Stratification of patient samples for efficient clinical trials
The progressive fibrosing form of interstitial lung disease (ILD) is a devastating and frequently fatal condition and may develop from any one of a number of different ILD variants. There are limited markers available for ongoing progressive ILD, but no predictive markers to identify at risk ILD patients, which would severely complicate any trials for preventive medication. In this article researchers identified a protein signature with high predictive value for PF-ILD, allowing the enrichment of a clinical trial. By adding only patients which are prone to develop the fast progressing from of ILD, it would be possible to decrease the recruitment of patients by 80%, saving time and cost for the clinical trial.
One of the cost-driving milestones in the drug development process are clinical trials with the recruitment of patients from phase I to phase III. During the Corona pandemic we have learnt how difficult and time-consuming patient recruitment can be. Studies have estimated that the cost of a single clinical trial patient enrolee is approximately $50,000, so it is unsurprising that the number of subjects needed to generate the data required for eventual market introduction is an important factor in overall development costs. Moreover, should a drug fail to meet requirements in clinical trials, this represents a catastrophic, late failure in the drug development project, wasting years of work and incurring huge costs for the company.
One way to maximize the chances of success and significantly reduce the number of required trial enrolees is to pre-stratify potential subjects to ensure that those most likely to respond to the drug are included in the trial. In addition to significant cost-saving and effectivization of the clinical trial process, this is also in-line with the principles of precision medicine, where therapies are tailored towards specific groups of patients. Protein biomarkers that can stratify patients with different disease endotypes or prognostic pathways, or even directly predict responses to a specific drug, having an enormous potential to pre-stratify subjects prior to enrolment.
Interstitial lung disease
One striking recent example of this is a study of interstitial lung disease (ILD).

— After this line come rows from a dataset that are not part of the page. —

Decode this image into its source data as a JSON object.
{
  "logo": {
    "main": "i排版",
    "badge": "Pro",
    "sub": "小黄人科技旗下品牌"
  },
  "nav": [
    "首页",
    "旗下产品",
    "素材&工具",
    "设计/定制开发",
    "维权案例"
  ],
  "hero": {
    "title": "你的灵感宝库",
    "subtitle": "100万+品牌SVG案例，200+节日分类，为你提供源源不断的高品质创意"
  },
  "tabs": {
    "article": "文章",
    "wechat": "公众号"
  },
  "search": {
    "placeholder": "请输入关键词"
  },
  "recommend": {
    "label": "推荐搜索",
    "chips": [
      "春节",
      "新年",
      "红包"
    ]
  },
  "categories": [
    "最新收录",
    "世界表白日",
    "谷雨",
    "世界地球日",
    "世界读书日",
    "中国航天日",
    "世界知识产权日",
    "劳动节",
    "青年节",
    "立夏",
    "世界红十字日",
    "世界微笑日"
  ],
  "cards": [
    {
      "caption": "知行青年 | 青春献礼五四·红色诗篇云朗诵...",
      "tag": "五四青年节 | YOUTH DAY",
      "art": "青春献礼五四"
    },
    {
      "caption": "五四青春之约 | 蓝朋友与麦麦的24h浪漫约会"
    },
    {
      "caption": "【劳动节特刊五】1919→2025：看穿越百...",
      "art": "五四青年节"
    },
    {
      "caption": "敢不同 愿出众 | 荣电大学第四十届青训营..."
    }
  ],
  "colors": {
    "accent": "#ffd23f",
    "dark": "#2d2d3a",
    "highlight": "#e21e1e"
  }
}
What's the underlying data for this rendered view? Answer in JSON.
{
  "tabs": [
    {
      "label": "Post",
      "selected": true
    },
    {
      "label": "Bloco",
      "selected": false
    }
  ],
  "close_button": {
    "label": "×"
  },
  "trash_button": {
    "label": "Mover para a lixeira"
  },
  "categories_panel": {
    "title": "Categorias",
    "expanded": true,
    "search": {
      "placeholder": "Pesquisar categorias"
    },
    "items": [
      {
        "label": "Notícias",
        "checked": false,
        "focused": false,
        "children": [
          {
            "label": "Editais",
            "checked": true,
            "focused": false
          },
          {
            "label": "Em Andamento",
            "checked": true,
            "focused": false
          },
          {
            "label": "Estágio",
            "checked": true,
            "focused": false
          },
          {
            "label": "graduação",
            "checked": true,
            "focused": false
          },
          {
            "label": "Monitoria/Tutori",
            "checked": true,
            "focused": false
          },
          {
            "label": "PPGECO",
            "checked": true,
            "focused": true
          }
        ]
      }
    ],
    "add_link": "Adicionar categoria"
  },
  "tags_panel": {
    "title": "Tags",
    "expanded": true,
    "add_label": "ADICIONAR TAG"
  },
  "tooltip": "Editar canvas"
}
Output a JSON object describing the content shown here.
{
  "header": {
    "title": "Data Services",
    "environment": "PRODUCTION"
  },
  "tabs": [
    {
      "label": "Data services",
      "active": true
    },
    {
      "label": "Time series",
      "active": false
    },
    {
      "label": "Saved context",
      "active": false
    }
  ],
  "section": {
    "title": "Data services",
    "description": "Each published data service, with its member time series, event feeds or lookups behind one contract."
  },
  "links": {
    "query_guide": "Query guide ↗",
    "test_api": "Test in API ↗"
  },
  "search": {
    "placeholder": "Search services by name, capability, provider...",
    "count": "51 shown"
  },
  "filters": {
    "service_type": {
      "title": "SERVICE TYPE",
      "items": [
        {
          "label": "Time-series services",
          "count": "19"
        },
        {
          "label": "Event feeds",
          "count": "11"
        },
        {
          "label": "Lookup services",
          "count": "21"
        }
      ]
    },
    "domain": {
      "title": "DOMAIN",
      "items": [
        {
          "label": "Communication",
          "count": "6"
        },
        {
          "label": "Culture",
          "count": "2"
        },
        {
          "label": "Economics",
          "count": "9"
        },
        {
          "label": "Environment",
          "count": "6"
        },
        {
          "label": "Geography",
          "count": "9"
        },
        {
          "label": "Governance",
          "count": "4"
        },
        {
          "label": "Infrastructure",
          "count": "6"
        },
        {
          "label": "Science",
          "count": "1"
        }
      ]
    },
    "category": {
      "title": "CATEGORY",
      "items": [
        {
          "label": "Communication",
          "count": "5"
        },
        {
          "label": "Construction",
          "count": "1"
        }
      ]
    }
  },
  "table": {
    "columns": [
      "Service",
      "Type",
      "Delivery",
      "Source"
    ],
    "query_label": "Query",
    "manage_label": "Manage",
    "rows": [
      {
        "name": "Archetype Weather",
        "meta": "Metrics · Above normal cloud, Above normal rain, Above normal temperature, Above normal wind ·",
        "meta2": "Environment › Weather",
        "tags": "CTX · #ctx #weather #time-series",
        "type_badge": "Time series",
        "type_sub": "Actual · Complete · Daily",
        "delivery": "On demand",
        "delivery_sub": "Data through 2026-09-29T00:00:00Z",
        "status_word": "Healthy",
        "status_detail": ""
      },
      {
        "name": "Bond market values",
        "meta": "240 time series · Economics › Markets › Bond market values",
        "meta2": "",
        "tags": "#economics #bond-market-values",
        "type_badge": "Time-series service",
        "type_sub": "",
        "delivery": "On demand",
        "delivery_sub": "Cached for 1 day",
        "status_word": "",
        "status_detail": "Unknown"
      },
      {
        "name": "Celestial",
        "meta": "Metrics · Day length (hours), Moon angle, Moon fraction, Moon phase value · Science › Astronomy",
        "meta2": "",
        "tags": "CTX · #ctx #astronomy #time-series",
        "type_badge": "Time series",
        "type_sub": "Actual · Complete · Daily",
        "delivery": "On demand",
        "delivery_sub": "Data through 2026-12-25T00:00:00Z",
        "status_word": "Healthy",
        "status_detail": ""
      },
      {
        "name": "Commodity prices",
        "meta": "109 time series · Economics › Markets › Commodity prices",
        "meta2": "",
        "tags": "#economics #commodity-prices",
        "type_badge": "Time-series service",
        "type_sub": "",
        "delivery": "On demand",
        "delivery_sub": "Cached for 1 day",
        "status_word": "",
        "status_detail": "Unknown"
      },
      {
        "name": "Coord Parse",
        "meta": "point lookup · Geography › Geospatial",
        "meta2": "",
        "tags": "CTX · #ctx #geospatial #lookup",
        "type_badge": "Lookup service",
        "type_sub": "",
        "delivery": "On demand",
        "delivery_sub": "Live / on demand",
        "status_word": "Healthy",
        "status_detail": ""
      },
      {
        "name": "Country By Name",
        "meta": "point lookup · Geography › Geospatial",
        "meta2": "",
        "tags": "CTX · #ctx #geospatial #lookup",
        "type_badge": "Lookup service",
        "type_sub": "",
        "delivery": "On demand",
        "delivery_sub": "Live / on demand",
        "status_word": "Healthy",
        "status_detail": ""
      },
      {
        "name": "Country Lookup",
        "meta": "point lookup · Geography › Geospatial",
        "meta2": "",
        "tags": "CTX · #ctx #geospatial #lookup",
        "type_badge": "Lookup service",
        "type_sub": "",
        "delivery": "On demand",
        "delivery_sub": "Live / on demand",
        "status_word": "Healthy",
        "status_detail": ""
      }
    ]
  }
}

Interstitial Lung Disease (ILD) is a heterogeneous group of disorders that cause lung scars, affecting an individual’s ability to breathe. These scars are at the lowest level of lung organization, a functional unit called the alveolus (alveoli plural). The lung interstitium is the connective tissue outside this air sac, and oxygen travels through the alveolus and the interstitium to the surrounding capillaries.
Symptoms include shortness of breath, chest pain, extreme tiredness, and dry cough, and range in severity from mild to life-threatening, and affects approximately 100,000 individuals in the United States every year. Symptoms of this disease are treated with a collection of at least 18 therapeutics and oxygen therapy, with lung transplant being a final (and drastic) option. About 30% of all single lung transplants in the US are driven by idiopathic pulmonary fibrosis which indicates the severe need for additional development of therapeutics.
There are several types of ILD, some driven by genetics, the majority with no known cause (called idiopathy pulmonary fibrosis or IPF), others caused by dust or mold in the environment, including asbestos-related lung diseases. As a heterogeneous disorder with poor treatment options several efforts are underway to develop improved treatments for this disease.
The progressive fibrosing form of ILD (PF-ILD) is a devastating and frequently fatal condition and may develop from any one of a number of different ILD variants. Previously, there were no predictive markers to identify at risk ILD patients, which would severely complicate any clinical trials for preventive medication. A team from University of California Davis used Olink to measure ~350 plasma proteins in ILD patients and applied machine learning algorithms to identify a 12-protein signature with high predictive value for PF-ILD that was validated in an independent patient cohort. With a negative predictive value of 0.91, the authors calculated that pre-stratification of patients with this protein signature prior to enrolment in a clinical trial for a potential PF-ILD therapeutic would reduce the required size of the trial cohort by 80%, potentially saving >$26M.